Although I love to read, I also devour movies at an excessive rate. Being surrounded by stories helps me relax, and it reminds me why I love to tell stories of my own. However, these aren’t the only advantages. Movies, for one, have taught me some invaluable — and, in some cases, life-saving — lessons, all of which are sure to come in handy in my daily life, if not in my writing. Because I am helpful and wish only the best for my readers, let me now share with you what I have learned.
1) As long as you’re shooting back, enemy fire will never hit you. Unless you’re a minion on the side of evil, in which case you haven’t a prayer, no matter how many shots you squeeze off in a row. Bonus Tip: Never be an evil minion.
2) Everybody needs a henchman. Unless you’re the good guy, in which case you have a best friend/sidekick who is less attractive and has a worship complex when it comes to you. Bonus Tip: If you have a choice, opt for a henchman. They’re better at following directions.
3) Whenever you need to steal a car, there’s always one available curbside, usually with keys in it and the doors unlocked but the engine off. To make things handy, the keys are always visible, even when viewed from the driver’s side window, and the car is never flashy. Bonus Tip: Sometimes there’s a baby in the backseat, so examine the interior first. If you’re escaping from the forces of darkness — or from somebody’s henchman — you have enough to worry about without adding a baby to the mix.
4) If you are ever being chased on foot and there’s no time to snatch a nearby car, detour through a restaurant kitchen. This not only causes confusion, but will also result in a burly cook or a multi-tiered cart blocking the villain who is after you. This is most effective if a large party is currently in session, but normal working hours will do. You won’t be stopped, even if you do overturn a few trays of canapés, and no one will look at you with anything stronger than minor irritation, so this is clearly acceptable behavior. Bonus Tip: If the situation is reversed and you are the one chasing, just give up when they enter the kitchen, because you will be stopped. Go out the front and around to the alley; that’s where the back door always leads.
5) If you should ever need them, you will have no trouble securing detailed plans of bank/museum/casino/mansion interiors, alarms and all, without raising suspicion. Everybody has a trustworthy friend or uncle or friend of an uncle who can procure the needed information — for a price. Bonus Tip: This friend/uncle/uncle’s friend is usually in the Mafia, so consider if these maps are worth your inevitable involvement in organized crime.
6) And, finally, if you realize too late that you love someone, look for them at the airport.

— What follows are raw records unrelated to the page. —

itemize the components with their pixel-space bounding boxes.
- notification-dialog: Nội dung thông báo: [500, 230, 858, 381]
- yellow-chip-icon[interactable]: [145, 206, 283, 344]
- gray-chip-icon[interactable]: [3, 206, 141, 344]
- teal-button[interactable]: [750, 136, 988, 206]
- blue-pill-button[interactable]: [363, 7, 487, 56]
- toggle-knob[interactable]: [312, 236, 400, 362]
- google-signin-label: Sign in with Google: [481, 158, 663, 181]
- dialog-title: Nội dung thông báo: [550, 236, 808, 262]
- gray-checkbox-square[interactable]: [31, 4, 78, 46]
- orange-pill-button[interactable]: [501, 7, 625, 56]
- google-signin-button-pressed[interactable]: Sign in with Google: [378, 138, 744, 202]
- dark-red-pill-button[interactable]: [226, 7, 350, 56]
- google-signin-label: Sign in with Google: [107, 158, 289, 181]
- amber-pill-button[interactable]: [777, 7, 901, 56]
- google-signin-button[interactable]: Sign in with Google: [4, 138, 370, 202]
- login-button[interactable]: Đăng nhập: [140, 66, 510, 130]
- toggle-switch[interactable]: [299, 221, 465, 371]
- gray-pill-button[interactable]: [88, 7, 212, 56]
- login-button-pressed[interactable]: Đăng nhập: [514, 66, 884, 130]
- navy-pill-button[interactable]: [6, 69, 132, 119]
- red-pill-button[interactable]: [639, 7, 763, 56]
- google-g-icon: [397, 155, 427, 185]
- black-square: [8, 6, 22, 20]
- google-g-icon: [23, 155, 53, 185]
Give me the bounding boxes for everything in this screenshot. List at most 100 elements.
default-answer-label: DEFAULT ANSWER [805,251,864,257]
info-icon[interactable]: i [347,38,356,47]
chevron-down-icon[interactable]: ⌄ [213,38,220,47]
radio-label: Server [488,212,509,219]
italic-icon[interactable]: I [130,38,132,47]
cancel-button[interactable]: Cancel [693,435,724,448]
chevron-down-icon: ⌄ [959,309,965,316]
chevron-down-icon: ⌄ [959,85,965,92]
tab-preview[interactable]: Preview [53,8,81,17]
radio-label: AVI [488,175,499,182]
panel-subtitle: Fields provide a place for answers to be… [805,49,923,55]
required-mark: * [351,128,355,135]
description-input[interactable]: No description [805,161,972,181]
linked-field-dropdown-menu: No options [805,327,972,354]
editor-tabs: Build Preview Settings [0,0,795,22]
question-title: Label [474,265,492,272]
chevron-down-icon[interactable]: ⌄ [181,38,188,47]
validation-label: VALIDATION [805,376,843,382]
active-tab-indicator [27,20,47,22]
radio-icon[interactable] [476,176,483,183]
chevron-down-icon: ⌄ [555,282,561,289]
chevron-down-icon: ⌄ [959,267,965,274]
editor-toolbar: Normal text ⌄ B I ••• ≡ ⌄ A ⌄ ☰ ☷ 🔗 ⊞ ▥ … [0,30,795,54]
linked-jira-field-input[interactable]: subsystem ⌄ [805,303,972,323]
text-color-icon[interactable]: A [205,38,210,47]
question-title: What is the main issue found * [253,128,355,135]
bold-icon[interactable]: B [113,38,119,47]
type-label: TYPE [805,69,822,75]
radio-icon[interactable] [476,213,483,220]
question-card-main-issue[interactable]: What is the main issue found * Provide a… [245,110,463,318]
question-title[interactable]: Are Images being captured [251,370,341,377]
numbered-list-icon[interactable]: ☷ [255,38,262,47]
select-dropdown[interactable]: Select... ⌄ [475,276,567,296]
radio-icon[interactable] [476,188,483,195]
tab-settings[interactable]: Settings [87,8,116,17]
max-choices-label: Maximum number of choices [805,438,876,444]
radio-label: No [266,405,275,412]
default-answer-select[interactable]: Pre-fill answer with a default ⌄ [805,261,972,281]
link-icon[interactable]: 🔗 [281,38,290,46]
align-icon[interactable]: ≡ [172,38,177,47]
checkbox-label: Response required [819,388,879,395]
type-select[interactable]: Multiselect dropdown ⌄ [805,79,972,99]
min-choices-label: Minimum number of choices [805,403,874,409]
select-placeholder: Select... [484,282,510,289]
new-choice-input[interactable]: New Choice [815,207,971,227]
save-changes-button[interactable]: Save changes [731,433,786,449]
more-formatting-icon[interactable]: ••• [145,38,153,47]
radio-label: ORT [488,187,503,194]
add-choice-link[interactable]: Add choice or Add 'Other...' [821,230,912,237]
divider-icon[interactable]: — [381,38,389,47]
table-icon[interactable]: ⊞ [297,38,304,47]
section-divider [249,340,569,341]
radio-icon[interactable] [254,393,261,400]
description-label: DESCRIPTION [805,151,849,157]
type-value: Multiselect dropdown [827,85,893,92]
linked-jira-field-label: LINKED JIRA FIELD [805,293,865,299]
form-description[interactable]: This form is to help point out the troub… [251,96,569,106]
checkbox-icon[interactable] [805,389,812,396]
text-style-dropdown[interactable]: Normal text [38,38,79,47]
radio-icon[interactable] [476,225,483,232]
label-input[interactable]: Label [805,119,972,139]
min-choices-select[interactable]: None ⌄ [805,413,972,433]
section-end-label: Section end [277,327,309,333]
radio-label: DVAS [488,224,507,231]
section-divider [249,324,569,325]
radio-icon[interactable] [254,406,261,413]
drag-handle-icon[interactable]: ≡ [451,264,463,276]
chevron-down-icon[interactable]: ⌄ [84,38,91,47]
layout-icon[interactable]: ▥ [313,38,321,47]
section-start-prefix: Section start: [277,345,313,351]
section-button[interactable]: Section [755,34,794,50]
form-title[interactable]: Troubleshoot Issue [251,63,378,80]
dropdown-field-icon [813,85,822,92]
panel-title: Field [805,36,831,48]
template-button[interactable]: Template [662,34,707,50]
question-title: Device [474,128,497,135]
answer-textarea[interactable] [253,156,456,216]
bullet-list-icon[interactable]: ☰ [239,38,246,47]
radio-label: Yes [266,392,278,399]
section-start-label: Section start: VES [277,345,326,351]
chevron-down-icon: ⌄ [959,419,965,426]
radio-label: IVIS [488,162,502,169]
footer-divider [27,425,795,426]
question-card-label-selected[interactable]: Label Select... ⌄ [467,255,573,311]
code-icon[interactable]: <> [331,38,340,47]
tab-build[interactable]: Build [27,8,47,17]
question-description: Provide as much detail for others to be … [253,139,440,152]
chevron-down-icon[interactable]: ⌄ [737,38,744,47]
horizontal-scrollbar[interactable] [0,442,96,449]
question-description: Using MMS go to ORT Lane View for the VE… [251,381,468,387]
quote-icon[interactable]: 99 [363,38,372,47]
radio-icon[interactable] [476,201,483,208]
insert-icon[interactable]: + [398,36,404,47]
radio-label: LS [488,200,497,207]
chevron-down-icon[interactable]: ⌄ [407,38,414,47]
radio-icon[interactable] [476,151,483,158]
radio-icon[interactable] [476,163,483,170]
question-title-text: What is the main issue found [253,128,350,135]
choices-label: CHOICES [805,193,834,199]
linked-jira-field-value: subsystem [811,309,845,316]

Although they’ll return in a few days, your heartfelt “I-was-wrong, I’m-sorry, I-love-you” speech must not wait another moment. Nervous fliers needn’t worry; actual air travel is not necessary for this plan to be effective, although you may need to board the plane. Most airline attendants will let you on because they can differentiate between a true threat and harmless, goofy love. Bonus Tip: In the event that the attendant doesn’t let you on the plane, simply walk away, dejected. This is the cue for the object of your affection to emerge from the gate, loaded with baggage and wearing a rueful smile because, after all, how could they board a plane when they realized they loved you?